At Hvanneyri, a small population centre in the west of Iceland, two building sites had to be chosen, one for a laboratory for the Agricultural College, the other for the farm technology department of the Agricultural Research Institute. As the property was owned by the state, the Ministry of Agriculture asked the principal of the college to recommend suitable sites. There were different opinions about possible sites. As employees of the Agricultural College and the Agricultural Research Institute, the inhabitants of Hvanneyri had to take the interest of these institutions into account; as local residents, they had to consider the implications for their community of the traffic from cars and farm machinery resulting from the siting of the new buildings.
A national referendum was held in Iceland in 1993 on a restructuring of local government. A government committee had recommended mergers that would have affected local government areas in most parts of the country. These were put to the vote in the local areas. The majority in two-thirds of the local areas were against the committee’s proposal. But although the proposal was rejected, there was nothing to indicate what people actually wanted instead: it is not certain that they wanted the status quo to continue.
In 2004 it was decided which flower should be the National Flower of Iceland, based on a public opinion poll held by Landvernd, the Icelandic Environment Association, and the newspaper Morgunblaðið. The project was managed by representatives of four ministries, but the actual work was carried out by Landvernd.
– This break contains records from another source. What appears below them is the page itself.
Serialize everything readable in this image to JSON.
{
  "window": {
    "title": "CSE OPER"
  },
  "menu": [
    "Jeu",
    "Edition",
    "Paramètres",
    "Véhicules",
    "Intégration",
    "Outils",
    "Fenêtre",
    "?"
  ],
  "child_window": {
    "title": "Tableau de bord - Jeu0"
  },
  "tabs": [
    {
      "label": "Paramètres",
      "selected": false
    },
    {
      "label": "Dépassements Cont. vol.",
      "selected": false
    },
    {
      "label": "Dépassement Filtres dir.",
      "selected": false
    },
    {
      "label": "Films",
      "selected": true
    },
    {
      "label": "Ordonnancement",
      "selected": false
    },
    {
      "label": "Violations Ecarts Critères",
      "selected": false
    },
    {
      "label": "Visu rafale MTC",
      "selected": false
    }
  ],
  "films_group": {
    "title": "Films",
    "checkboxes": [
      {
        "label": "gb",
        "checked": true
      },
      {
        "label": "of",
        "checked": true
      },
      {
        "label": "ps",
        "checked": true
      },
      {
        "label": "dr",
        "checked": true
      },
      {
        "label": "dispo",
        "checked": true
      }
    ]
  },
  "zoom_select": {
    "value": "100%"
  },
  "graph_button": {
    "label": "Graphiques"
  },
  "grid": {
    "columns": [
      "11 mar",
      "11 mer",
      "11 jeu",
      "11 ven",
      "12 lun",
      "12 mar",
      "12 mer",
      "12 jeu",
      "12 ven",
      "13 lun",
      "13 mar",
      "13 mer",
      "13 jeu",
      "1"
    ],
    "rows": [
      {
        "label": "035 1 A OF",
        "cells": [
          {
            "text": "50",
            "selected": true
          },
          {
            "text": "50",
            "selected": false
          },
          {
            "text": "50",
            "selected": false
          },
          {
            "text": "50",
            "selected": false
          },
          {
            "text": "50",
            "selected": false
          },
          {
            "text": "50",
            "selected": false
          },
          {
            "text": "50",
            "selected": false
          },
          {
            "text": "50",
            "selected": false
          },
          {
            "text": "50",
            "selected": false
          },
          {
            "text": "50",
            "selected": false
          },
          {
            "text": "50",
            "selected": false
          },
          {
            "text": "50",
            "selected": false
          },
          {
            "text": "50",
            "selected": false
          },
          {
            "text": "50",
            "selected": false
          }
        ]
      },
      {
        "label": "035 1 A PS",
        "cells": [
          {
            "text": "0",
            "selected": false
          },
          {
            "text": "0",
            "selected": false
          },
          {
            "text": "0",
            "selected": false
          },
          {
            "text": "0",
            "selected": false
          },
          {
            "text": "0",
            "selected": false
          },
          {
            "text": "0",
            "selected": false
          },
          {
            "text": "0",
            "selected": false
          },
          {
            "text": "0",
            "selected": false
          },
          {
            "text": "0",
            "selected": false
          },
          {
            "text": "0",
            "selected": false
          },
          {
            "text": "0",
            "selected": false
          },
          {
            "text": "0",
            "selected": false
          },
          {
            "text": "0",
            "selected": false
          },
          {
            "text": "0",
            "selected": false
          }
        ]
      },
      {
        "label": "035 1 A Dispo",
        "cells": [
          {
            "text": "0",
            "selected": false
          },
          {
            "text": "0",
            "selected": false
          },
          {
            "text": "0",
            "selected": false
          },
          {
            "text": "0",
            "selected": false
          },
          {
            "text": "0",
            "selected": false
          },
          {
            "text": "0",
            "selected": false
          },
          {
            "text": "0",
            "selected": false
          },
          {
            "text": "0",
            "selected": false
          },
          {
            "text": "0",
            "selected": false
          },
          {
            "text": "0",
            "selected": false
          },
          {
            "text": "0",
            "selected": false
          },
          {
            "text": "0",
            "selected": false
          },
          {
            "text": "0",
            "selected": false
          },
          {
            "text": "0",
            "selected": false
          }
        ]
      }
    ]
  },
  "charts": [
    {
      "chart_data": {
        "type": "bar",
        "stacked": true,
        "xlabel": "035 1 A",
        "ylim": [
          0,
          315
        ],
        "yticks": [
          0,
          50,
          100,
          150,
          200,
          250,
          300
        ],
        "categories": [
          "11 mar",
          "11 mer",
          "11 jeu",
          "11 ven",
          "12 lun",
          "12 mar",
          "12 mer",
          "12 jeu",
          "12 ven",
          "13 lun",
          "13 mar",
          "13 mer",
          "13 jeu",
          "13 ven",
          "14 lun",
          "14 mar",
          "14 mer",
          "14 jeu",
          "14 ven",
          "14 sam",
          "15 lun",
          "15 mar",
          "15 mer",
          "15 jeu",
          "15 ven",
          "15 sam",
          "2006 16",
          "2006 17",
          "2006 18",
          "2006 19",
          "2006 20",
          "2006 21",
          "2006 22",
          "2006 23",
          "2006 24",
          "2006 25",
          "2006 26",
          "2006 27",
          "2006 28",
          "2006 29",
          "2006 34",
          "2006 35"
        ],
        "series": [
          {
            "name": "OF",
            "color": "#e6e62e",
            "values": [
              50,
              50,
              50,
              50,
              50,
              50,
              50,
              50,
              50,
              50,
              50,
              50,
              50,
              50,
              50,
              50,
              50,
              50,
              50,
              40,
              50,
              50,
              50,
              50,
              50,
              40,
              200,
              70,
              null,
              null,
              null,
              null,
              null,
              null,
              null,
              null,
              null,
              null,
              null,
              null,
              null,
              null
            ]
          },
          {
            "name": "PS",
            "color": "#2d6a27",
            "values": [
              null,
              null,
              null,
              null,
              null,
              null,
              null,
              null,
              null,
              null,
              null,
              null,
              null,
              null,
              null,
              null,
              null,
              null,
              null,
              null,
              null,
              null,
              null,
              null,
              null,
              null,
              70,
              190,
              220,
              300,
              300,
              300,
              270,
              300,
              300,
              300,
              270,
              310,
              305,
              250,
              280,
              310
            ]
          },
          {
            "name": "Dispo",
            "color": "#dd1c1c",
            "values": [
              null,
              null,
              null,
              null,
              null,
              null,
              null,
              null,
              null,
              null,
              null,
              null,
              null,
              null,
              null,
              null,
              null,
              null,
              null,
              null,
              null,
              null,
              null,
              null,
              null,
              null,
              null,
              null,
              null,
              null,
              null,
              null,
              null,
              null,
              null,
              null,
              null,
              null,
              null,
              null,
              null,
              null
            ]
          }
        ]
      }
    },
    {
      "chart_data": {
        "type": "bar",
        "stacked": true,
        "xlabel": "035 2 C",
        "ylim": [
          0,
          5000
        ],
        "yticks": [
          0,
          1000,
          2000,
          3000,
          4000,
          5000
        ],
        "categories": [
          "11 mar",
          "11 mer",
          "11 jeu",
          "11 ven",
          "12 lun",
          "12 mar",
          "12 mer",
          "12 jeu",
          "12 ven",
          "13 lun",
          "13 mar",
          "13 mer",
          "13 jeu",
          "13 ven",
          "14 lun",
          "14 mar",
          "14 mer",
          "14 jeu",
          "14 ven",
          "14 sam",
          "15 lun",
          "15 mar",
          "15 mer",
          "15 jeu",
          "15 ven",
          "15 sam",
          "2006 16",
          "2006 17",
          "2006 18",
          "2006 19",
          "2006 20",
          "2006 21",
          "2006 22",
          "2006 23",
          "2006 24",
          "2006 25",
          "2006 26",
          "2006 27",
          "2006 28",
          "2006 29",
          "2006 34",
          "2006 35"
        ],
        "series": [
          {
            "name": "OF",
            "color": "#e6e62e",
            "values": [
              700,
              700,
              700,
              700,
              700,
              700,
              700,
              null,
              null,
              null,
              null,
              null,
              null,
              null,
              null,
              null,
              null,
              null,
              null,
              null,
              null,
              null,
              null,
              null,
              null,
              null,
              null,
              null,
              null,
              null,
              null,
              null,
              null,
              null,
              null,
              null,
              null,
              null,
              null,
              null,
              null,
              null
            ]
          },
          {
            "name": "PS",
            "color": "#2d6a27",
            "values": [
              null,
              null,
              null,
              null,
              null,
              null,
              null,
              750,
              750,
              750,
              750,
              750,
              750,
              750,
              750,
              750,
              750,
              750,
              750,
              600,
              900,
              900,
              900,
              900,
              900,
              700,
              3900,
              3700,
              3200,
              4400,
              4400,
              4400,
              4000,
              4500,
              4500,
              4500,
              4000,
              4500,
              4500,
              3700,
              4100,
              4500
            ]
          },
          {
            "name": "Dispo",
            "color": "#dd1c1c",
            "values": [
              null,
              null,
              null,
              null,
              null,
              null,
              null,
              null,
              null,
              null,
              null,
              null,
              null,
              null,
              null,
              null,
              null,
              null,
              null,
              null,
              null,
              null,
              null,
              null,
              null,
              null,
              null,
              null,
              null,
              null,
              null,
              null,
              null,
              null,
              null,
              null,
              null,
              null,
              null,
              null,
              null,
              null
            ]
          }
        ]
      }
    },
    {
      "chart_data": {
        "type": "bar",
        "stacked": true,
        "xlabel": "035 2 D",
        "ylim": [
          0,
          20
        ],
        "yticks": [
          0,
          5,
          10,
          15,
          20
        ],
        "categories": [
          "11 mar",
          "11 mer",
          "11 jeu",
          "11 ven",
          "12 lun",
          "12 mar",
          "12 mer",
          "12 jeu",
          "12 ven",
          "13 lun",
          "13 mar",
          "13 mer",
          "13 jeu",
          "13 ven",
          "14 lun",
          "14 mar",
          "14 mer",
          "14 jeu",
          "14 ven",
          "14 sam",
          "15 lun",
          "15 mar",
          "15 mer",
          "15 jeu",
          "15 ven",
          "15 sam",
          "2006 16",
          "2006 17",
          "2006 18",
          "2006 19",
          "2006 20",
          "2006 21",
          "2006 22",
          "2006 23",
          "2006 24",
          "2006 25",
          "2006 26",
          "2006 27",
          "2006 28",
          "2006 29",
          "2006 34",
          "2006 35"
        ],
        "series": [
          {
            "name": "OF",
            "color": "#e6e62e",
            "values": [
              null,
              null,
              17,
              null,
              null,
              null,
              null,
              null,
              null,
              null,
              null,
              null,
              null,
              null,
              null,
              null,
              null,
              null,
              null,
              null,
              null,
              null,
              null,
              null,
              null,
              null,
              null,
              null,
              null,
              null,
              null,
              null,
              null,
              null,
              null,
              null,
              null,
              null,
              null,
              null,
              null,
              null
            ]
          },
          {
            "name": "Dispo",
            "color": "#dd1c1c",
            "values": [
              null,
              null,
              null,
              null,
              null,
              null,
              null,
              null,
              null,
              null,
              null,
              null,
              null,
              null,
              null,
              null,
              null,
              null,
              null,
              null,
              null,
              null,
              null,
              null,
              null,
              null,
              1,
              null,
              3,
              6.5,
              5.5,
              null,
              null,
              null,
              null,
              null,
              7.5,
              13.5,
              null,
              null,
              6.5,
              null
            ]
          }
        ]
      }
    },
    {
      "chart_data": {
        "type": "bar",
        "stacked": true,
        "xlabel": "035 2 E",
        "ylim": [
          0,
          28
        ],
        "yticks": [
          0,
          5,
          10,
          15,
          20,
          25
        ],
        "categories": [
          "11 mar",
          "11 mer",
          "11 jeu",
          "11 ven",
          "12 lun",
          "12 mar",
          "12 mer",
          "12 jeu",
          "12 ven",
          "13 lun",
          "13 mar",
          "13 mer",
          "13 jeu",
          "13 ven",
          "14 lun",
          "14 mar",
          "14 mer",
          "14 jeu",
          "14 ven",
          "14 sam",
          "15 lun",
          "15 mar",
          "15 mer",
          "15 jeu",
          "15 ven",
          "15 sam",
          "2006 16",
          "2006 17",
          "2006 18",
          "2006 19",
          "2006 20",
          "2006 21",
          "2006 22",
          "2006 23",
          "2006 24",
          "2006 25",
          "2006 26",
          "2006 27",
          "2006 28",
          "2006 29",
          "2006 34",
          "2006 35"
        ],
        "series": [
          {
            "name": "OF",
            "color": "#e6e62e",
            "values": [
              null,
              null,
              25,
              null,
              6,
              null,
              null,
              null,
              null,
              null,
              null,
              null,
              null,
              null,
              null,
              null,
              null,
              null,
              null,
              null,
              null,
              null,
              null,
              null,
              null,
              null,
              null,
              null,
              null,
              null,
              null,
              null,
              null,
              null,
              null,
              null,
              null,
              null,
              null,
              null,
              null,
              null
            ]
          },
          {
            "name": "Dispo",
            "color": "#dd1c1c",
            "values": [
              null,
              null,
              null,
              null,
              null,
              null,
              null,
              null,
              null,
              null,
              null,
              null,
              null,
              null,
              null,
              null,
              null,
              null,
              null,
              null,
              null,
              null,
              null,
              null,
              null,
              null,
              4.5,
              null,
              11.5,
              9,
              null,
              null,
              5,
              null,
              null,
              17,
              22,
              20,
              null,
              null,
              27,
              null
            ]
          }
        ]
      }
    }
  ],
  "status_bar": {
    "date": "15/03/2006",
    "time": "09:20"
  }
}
The poll was done online during October 1-15 by use of ballots printed in Morgunblaðið. The result was announced in the presence of the President and the Minister of Agriculture. The total votes cast were 7025, of which 6919 were valid. The voting method applied was sequential choice; voters were to express their choice by ranking seven given flowers on a scale from one to seven.
In the spring of 2008 Landvernd, the Icelandic Environment Association, managed a sequential choice project for the Gjábakki road construction project between Lake Thingvallavatn and Lake Laugarvatn, with the assistance and supervision of the Democracy Center. The choices presented were five in all. Road 1 was the old road, Road 2 was the road location presented by the Icelandic Road Administration. Of the votes cast 1,351 were valid.